Discordant Thoughts on Year Eight

Next week I will have my eighth annual neck ultrasound and blood work at UCLA.

Fuck this shit.

It still takes up too much space in my brain and time away from my life.

Can I just stop all of this and decline these tests?

I am what is now being called in the ATA’s new guidelines a patient who is having, an “indeterminant response to therapy.” I have detectable antibodies and additional biopsies have been done, but they were benign, or the sample was too poor for evaluation. So I sit around and wait for something to happen. That’s how I have spent the last eight years, after all. Waiting for something to happen and nothing has happened except I have suddenly become old and exhausted. To the outside, this inertia is not evident, but to me it is heavy and ever-present.

Eight years ago, my thoughts about thyroid cancer and my health was that there was nowhere else to go but down. Because I was rapidly losing weight, others had the opposite expectation. I tried to find the optimism for myself. I moved to Los Angeles for a man who quickly disappeared, as they tend to do. I also moved for a job that did not work out then took another job that is also not working out while taking a toll on my health. I cannot count on my career as a source of satisfaction, yet I have nothing else going for me.

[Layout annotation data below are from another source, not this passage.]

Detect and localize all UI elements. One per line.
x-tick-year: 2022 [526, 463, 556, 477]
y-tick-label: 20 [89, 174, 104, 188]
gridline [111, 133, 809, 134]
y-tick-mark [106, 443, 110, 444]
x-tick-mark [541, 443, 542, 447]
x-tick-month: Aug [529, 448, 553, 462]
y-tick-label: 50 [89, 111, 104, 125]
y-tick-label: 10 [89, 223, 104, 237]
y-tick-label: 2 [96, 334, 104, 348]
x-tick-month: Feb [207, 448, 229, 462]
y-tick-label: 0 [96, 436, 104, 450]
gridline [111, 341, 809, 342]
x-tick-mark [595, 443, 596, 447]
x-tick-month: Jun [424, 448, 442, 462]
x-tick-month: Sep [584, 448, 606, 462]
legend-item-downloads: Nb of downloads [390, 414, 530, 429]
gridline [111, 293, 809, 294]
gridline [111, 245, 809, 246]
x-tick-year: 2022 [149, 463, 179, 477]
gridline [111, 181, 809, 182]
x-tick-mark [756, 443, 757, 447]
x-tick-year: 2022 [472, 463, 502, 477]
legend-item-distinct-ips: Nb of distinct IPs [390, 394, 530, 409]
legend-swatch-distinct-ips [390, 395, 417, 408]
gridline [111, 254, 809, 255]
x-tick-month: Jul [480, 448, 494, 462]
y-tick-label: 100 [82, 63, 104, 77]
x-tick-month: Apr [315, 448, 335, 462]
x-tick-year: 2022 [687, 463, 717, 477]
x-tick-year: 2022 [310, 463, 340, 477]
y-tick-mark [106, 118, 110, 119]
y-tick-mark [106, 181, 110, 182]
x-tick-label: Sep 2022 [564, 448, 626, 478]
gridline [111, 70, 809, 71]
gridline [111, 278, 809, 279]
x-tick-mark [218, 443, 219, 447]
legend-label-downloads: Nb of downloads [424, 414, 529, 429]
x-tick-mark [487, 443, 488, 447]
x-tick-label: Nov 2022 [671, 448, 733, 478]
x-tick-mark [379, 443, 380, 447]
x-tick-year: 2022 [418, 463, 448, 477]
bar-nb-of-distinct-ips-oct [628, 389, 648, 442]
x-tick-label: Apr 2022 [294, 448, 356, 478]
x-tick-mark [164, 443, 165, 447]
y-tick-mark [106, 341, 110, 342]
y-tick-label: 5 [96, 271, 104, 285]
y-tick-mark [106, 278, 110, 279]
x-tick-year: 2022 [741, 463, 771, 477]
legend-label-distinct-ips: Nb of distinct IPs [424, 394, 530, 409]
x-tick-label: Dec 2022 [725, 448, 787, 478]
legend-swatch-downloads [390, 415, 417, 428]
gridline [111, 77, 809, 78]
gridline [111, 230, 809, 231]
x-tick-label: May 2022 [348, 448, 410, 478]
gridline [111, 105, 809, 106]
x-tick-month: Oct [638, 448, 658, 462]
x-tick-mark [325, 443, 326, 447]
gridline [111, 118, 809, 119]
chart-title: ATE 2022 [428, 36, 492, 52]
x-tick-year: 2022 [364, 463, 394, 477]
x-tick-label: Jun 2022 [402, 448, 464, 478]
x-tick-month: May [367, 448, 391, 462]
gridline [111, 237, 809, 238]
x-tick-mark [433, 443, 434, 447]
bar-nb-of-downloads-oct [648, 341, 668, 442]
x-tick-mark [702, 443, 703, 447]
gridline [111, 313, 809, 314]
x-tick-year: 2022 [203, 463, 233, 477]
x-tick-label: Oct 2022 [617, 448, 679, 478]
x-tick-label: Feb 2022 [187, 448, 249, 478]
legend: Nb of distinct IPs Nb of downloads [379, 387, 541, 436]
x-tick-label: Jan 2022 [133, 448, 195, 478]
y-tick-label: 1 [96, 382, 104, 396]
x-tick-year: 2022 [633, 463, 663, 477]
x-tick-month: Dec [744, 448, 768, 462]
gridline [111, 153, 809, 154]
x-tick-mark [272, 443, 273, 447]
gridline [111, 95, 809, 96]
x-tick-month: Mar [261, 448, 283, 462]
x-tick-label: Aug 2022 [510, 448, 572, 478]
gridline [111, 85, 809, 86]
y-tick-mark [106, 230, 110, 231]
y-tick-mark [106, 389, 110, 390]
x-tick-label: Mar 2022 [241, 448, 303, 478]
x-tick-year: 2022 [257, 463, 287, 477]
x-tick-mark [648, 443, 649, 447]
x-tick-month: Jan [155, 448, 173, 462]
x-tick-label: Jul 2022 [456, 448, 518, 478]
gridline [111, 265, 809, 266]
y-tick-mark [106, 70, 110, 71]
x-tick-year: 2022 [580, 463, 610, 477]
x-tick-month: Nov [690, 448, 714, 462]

To men, I am as invisible as a size 8 as I was at a size 24. The Myth of Being a Former Fat Girl is dispelled on my ringless fingers. I could blame cancer for that. I was much sunnier before the diagnosis, before my doctor failed to manage his counter-transference and pulled me into his personal darkness, before the man I took a leap of faith for slapped me across the face for no reason and never spoke to me again. But I kept trying. Therapy. More therapy. Failed experiments with anti-depressants. Of course, I am one of those people who gained weight on Wellbutrin. I have kept trying though, and always believed this was to my credit.

Running with a burst of optimism I felt during the four weeks I took Wellbutrin, I summoned all the energy I could find to work through the months-long process of applying to graduate school. After an application season that was essentially a failure, I am now faced with going $120K+ into debt or not going at all. The only school that admitted me is a private university that counts on graduate degree programs for revenue. I am not going as paying that off will be the rest of my life. If I were ten years younger, I think…things could be so different.

I cannot imagine being 36 years old without all of this baggage from having cancer. I have no idea where I would be or what I would be doing without it. I am certain many of my decisions would have been different. I would not have waited to so long to apply to graduate school. I would not have ever met the man I moved to Los Angeles for, or bore the burden of my doctor’s inappropriate behavior. I do not believe that people are basically good. I am still waiting to be proven wrong.

So, here I go: year eight. My endocrinologist will look at me with pity (her empathy face needs some work), tell me I am too fat, my high T4 needs to stay that way, and that I need a support group. She is my 3rd endocrinologist in four years and while she is an improvement over the last two, I find her barely tolerable. But I will play my part of Pliable Patient and hope I do not cry out of anger, frustration, inertia, or fatigue. Maybe this is the year I will finally be told I have no evidence of disease (NED). I can always hope.